Speak tenderly to Jerusalem,
and cry to her
that she has served her term,
that her penalty is paid,
that she has received from the LORD's hand
double for all her sins.

Of course, Western Christians can hardly hear these words without hearing the soaring music of Handel’s Messiah. But the prophet does not allow us to simply rush straight to the triumph of the Allelujah chorus!

First, even as we are comforted, we are reminded that we need comfort due to the magnitude of our sins and the penalty we have paid. We have suffered as a result of our estrangement from God.

Please do not hear that as a theology of retribution. The bad things that happen in our lives are not God’s punishment for our sins. Rather, things go wrong in our lives and we lose sight of God. We try to comfort ourselves with all the wrong things—mood-altering substances like alcohol, extreme busy-ness, spending money, whatever—and the more we do that, the farther away God seems to be. And we suffer.

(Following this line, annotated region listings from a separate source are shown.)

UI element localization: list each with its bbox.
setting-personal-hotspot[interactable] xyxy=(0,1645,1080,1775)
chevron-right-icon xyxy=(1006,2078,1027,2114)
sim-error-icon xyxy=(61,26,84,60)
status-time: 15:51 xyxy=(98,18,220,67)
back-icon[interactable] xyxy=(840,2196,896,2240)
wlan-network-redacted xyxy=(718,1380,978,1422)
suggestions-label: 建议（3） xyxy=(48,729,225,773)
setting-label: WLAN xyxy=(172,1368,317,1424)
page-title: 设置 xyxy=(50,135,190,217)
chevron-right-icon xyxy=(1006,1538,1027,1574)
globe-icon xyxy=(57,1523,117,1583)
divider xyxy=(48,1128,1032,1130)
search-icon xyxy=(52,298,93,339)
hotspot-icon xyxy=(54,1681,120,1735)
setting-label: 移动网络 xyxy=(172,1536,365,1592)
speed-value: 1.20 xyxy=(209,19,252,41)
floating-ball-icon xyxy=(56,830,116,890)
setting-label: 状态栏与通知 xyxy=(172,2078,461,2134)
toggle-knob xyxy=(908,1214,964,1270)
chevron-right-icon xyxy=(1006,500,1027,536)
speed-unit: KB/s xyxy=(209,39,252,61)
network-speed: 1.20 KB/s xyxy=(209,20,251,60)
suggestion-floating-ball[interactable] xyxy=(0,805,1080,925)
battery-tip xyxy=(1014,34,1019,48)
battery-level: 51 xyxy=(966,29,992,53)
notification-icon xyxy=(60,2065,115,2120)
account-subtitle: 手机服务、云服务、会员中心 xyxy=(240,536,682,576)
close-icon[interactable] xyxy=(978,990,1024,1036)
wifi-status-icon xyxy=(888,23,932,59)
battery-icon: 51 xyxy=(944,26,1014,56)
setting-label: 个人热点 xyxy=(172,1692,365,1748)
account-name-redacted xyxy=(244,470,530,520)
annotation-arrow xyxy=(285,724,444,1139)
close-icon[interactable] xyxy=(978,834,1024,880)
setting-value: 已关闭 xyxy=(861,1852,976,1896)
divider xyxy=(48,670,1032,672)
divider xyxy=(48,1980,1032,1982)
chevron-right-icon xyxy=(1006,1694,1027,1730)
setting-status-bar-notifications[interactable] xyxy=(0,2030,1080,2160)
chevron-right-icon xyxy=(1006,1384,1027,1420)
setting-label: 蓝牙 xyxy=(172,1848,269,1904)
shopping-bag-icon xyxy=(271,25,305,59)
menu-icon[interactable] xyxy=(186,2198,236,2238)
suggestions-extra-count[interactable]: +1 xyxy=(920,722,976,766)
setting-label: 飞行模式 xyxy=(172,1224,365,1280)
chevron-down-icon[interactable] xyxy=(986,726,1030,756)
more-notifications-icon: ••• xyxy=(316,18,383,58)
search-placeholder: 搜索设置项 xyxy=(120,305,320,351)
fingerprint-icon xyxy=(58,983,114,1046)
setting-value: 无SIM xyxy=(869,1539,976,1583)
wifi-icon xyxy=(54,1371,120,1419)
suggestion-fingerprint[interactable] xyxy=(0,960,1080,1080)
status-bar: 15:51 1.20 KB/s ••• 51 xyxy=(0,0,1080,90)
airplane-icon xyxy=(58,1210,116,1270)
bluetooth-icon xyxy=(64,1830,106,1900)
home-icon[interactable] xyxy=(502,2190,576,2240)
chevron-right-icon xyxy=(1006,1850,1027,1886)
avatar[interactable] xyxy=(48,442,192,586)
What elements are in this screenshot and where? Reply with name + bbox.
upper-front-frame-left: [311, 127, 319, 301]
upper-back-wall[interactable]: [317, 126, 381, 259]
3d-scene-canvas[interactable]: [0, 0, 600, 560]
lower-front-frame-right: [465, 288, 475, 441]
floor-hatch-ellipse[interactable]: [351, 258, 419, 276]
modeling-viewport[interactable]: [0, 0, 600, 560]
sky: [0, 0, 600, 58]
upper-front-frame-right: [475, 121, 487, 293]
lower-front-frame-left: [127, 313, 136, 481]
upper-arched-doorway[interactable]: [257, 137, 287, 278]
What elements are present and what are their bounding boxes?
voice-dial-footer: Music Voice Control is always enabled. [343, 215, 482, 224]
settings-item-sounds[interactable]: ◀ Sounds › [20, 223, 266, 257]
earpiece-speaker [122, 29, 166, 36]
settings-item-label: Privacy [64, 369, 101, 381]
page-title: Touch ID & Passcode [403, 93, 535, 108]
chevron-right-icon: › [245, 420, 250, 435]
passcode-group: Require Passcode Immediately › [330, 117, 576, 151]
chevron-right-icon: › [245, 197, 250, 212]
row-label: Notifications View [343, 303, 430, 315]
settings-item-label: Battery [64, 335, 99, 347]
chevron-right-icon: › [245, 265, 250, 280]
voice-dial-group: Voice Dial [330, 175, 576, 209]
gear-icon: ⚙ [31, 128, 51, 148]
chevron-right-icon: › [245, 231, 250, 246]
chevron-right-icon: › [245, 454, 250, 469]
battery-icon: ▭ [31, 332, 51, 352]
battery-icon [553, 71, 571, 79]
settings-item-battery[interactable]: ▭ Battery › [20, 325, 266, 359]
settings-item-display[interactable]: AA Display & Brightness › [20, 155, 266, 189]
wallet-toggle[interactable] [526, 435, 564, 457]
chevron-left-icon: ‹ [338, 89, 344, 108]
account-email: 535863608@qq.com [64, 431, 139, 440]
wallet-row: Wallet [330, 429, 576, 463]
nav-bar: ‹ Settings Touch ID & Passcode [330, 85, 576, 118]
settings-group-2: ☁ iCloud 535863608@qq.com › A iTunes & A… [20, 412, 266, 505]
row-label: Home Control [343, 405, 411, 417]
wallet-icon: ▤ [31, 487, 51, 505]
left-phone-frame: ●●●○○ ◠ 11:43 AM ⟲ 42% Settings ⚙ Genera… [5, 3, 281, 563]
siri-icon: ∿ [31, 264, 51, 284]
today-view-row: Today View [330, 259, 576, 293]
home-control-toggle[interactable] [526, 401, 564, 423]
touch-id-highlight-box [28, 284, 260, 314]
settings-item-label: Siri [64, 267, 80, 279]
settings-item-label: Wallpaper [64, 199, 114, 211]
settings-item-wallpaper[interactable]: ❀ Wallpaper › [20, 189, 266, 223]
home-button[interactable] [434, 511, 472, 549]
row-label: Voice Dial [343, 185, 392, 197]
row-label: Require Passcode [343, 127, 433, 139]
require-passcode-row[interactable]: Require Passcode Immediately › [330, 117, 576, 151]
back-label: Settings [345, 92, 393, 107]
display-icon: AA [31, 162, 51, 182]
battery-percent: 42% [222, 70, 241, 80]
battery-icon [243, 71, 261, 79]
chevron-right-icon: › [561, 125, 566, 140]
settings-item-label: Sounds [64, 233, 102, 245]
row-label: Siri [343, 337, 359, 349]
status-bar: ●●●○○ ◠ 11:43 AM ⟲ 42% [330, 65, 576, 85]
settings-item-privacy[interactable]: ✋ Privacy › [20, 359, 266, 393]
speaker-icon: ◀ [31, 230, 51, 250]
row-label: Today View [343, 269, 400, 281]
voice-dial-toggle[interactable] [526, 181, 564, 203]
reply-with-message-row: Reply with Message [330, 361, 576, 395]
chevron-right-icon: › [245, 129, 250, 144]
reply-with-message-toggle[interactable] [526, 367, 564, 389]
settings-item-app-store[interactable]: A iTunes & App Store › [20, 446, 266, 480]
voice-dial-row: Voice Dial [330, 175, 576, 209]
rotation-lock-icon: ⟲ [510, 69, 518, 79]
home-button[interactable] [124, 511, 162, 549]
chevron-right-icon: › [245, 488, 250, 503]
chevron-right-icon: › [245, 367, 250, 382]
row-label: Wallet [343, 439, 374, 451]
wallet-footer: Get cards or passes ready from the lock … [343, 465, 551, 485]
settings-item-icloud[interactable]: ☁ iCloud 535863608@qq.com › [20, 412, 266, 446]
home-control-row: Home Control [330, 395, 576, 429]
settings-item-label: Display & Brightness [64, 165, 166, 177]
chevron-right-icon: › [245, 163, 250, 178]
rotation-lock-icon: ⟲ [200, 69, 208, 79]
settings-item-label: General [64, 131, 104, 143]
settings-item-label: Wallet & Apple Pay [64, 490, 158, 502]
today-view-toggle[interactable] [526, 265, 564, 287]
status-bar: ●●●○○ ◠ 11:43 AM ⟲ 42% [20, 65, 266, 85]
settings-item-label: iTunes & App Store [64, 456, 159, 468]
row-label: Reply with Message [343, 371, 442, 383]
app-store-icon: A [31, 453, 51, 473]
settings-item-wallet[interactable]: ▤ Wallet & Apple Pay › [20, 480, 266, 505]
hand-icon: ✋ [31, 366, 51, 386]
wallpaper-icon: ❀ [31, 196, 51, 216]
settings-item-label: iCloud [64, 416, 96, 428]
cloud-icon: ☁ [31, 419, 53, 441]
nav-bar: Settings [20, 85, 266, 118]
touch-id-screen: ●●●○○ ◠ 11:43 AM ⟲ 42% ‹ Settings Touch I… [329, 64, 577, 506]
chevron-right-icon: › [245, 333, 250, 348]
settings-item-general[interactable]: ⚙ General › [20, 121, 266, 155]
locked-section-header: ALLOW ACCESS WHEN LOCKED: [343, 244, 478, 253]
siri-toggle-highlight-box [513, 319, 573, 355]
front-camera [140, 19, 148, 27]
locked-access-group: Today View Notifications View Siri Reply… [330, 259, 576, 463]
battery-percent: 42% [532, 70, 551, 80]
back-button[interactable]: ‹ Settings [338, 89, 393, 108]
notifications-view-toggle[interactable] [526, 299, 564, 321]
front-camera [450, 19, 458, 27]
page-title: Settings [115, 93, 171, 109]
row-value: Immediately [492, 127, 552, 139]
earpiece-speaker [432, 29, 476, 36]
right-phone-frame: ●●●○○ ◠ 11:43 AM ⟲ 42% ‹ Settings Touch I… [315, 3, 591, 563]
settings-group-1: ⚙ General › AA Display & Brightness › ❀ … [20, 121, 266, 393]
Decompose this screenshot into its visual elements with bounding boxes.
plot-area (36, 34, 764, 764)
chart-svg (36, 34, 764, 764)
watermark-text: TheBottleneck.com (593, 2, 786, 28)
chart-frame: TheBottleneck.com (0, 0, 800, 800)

Second, Isaiah draws attention to the one thing that most reliably causes humankind to suffer, and that is our mortality. We are flowers, beautiful but fragile, for flowers do not last. The wind blows. We wither and die.

I cannot stand here this morning without being reminded that in the past two months (approximately), many of us have gathered here or at Redeemer in Oak Ridge four times to lay to rest members of this community of faith, whose departure left gaping holes, especially in the lives of the Barham and Brodie families, but also in all of our lives.

This world often seems devoid of the comforting presence of God! We often feel forsaken by God! Isaiah reassures us that God is there in the wilderness of our lives. That God patiently waits to speak tenderly to us, to feed us and to gather us and to gently lead us home.


Turning to today’s Gospel lesson (Mark 1:1-8, NRSV), I’m again struck by these opening words:

The beginning of the good news of Jesus Christ, the Son of God.
As it is written in the prophet Isaiah,
"See, I am sending my messenger ahead of you,
who will prepare your way;
the voice of one crying out in the wilderness:
`Prepare the way of the Lord,
make his paths straight,'"

With this enigmatic opening, St. Mark connects his main character, Jesus the Christ, with the God of Hebrew Scripture, through his lead character, John the Baptizer.

John the Baptizer hung out in the wilderness, and people went in droves to hear him—in spite of the fact that he bore the bad news of sin and the need for repentance. Indeed, in Matthew’s account, John calls the religious elite of his day a brood of vipers!

So why did the people flock to him? As Mark says, he also bore the good news of another to come, one who would share with us the forgiving waters of baptism, but one who had more—much more—to offer.

The one who is more powerful than I is coming after me, John said. I have baptized you with water; but he will baptize you with the Holy Spirit.

We go into the wilderness to repent, wait and prepare. In today’s epistle (1 Peter 3:8-15a, NRSV), St. Peter tells us how: Patiently, because God’s days are unlike ours and God has been more than patient with us. Keeping awake, for we do not know when God comes again. Living godly lives, doing the things God has called us to do to hasten the kingdom—which we know from Jesus’ teaching means loving God and our neighbor as ourselves.

Dear friends, let us hang out for awhile in the holy land of Advent. For here we find God’s comforting promise of mercy and grace bestowed in the coming of the one for whom we prepare—the one of power and glory who baptizes with the Holy Spirit.